Identification of a disulfide crosslink between LF_N Y108C and PA N209C. LF_N Y108C and PA₆₃ N209C form a disulfide-linked complex under oxidizing conditions (lane 1), which is disrupted in the presence of 10 mM DTT (lane 2).

A cell-surface binding assay shows that the LF_N D187K-PA K213D/K213E and LF_N E142K-PA K218E pairs can rescue binding defects. Data represent the fraction of mutant ³⁵S-labeled LF_N bound specifically to PA on cells relative to that of wild-type LF_N. Error bars represent SEM.

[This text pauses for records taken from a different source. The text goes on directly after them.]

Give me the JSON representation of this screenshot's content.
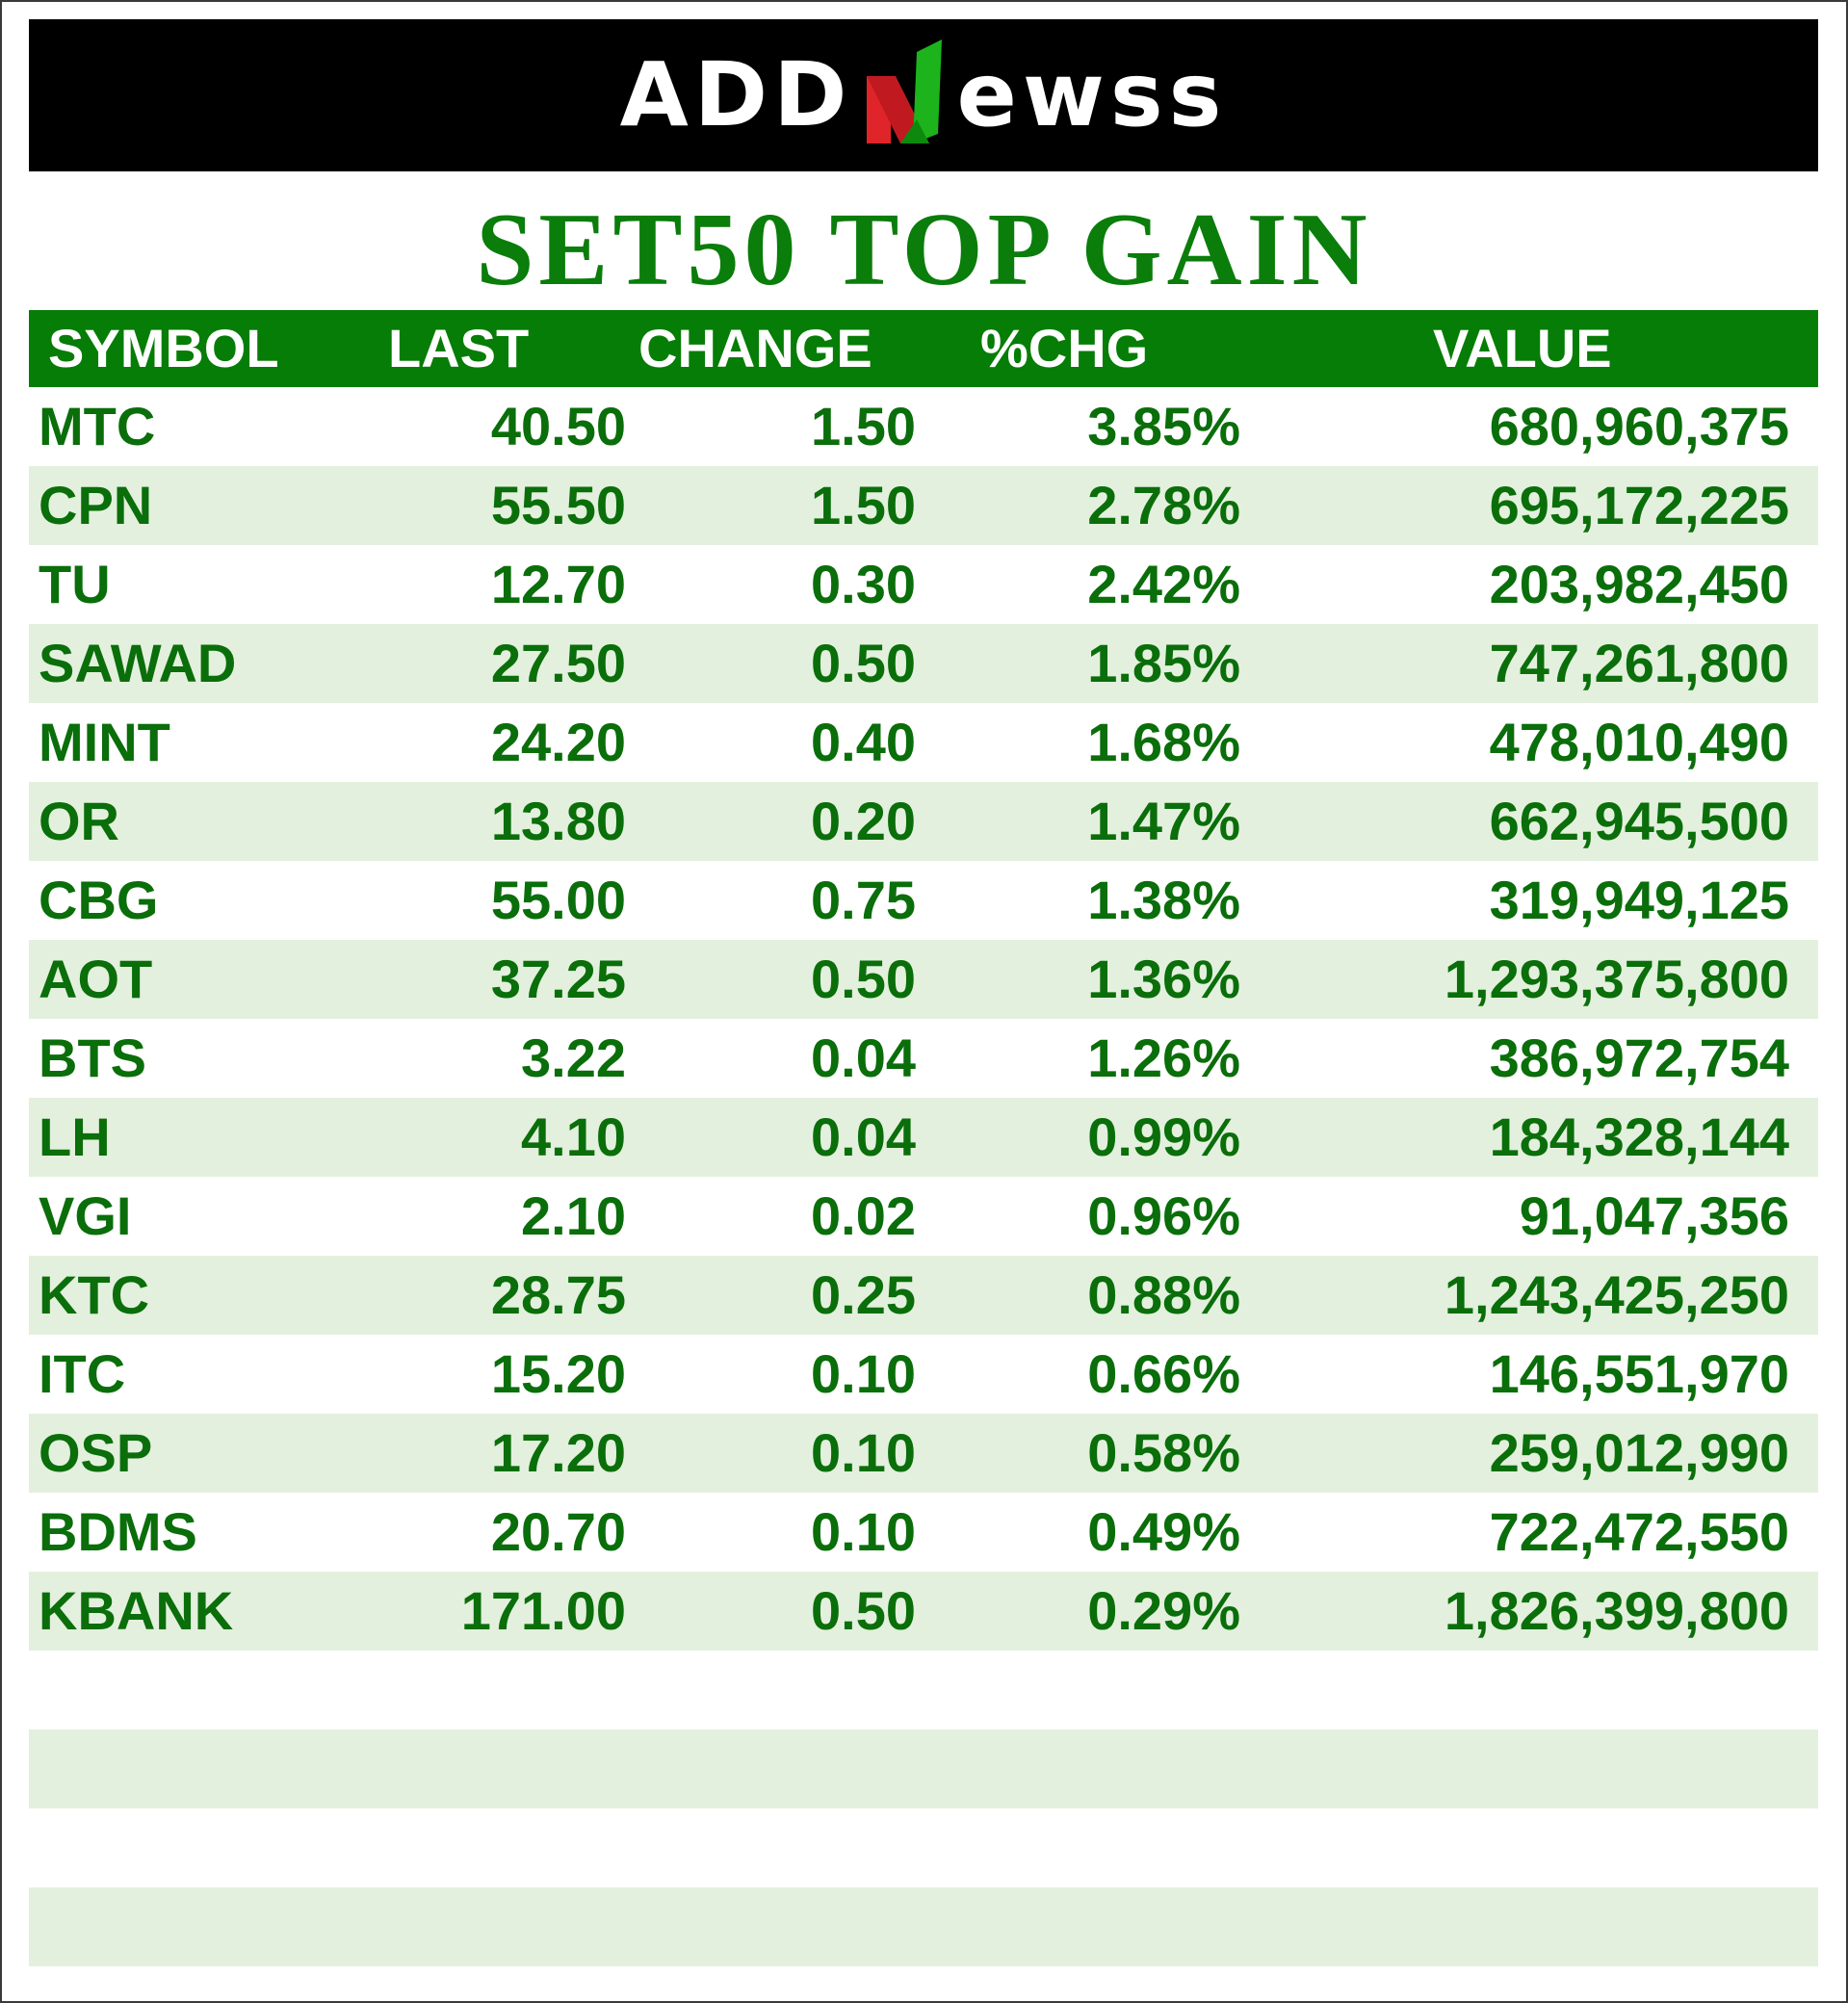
{
  "brand": {
    "name_left": "ADD",
    "name_right": "ewss",
    "colors": {
      "banner_bg": "#000000",
      "mark_green": "#1db31d",
      "mark_red": "#e0252a"
    }
  },
  "title": "SET50 TOP GAIN",
  "table": {
    "headers": [
      "SYMBOL",
      "LAST",
      "CHANGE",
      "%CHG",
      "VALUE"
    ],
    "rows": [
      [
        "MTC",
        "40.50",
        "1.50",
        "3.85%",
        "680,960,375"
      ],
      [
        "CPN",
        "55.50",
        "1.50",
        "2.78%",
        "695,172,225"
      ],
      [
        "TU",
        "12.70",
        "0.30",
        "2.42%",
        "203,982,450"
      ],
      [
        "SAWAD",
        "27.50",
        "0.50",
        "1.85%",
        "747,261,800"
      ],
      [
        "MINT",
        "24.20",
        "0.40",
        "1.68%",
        "478,010,490"
      ],
      [
        "OR",
        "13.80",
        "0.20",
        "1.47%",
        "662,945,500"
      ],
      [
        "CBG",
        "55.00",
        "0.75",
        "1.38%",
        "319,949,125"
      ],
      [
        "AOT",
        "37.25",
        "0.50",
        "1.36%",
        "1,293,375,800"
      ],
      [
        "BTS",
        "3.22",
        "0.04",
        "1.26%",
        "386,972,754"
      ],
      [
        "LH",
        "4.10",
        "0.04",
        "0.99%",
        "184,328,144"
      ],
      [
        "VGI",
        "2.10",
        "0.02",
        "0.96%",
        "91,047,356"
      ],
      [
        "KTC",
        "28.75",
        "0.25",
        "0.88%",
        "1,243,425,250"
      ],
      [
        "ITC",
        "15.20",
        "0.10",
        "0.66%",
        "146,551,970"
      ],
      [
        "OSP",
        "17.20",
        "0.10",
        "0.58%",
        "259,012,990"
      ],
      [
        "BDMS",
        "20.70",
        "0.10",
        "0.49%",
        "722,472,550"
      ],
      [
        "KBANK",
        "171.00",
        "0.50",
        "0.29%",
        "1,826,399,800"
      ]
    ],
    "colors": {
      "header_bg": "#067d06",
      "text": "#0a6e0a",
      "shade": "#e3f0dd"
    }
  }
}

The model of LF_N bound to PA. (a) In this depiction of LF_N (gray) bound to the surface of dimeric PA₆₃ (light pink and yellow), the LF_N E135, E142, and D187 residues are shown in red; the PA K197, K213 and K218 residues are shown in blue; and the LF_N Y108 -PA N209 pair from the disulfide crosslinking experiment is shown in green. (Note: The E135 and K197 residues are predicted to interact based on the model but were not able to complement each other in a charge-reversal experiment.) As modeled, the bulk of LF_N's contacts are with a single PA₆₃ subunit (light pink), but contacts do exist with the neighboring PA₆₃ subunit (yellow). The N- and C-terminal helices of LF_N are shown in green and bright pink, respectively. (b) A close-up of the modeled interface between LF_N and PA subsite I suggests a large number of electrostatic interactions and a buried LF_N His residue. Residues from LF_N and PA that may form electrostatic interactions are shown in red and blue, respectively. LF_N H229 and Y236 were identified as the two most important residues for binding PA (15) and are shown in green, whereas the three important hydrophobic residues from the PA ligand-binding site (8) are shown in purple. (c) An aerial view of the PA heptamer-LF_N complex in which three LF_N molecules are bound. The footprint for LF_N contacts on the PA dimer is shown in gray. LF_N does not make contacts with residues R178 and R200 at subsite II. The three experimentally obtained PA contact points (K213, N209, and K218) are shown in red, green, and purple, respectively. The N- and C-terminal helices of LF_N are shown in green and bright pink, respectively. (d) A cartoon side view of the LF_N-PA complex in which only one LF_N (blue) is bound. PA is depicted as a cartoon cutaway to emphasize the interior lumen of the heptameric ring. As modeled, the N-terminal helix of LF_N (green) points toward the interior of the heptameric ring, whereas the C-terminal helix (bright pink) points upward and away from the heptamer, thereby allowing room for the LF catalytic domain. The N-terminal 26 residues of LF_N are drawn in cartoon format as a black line and can potentially insert into the prepore lumen. LF translocation is thought to be initiated by the LF N terminus and occur through the lumen of the heptameric ring (11, 24).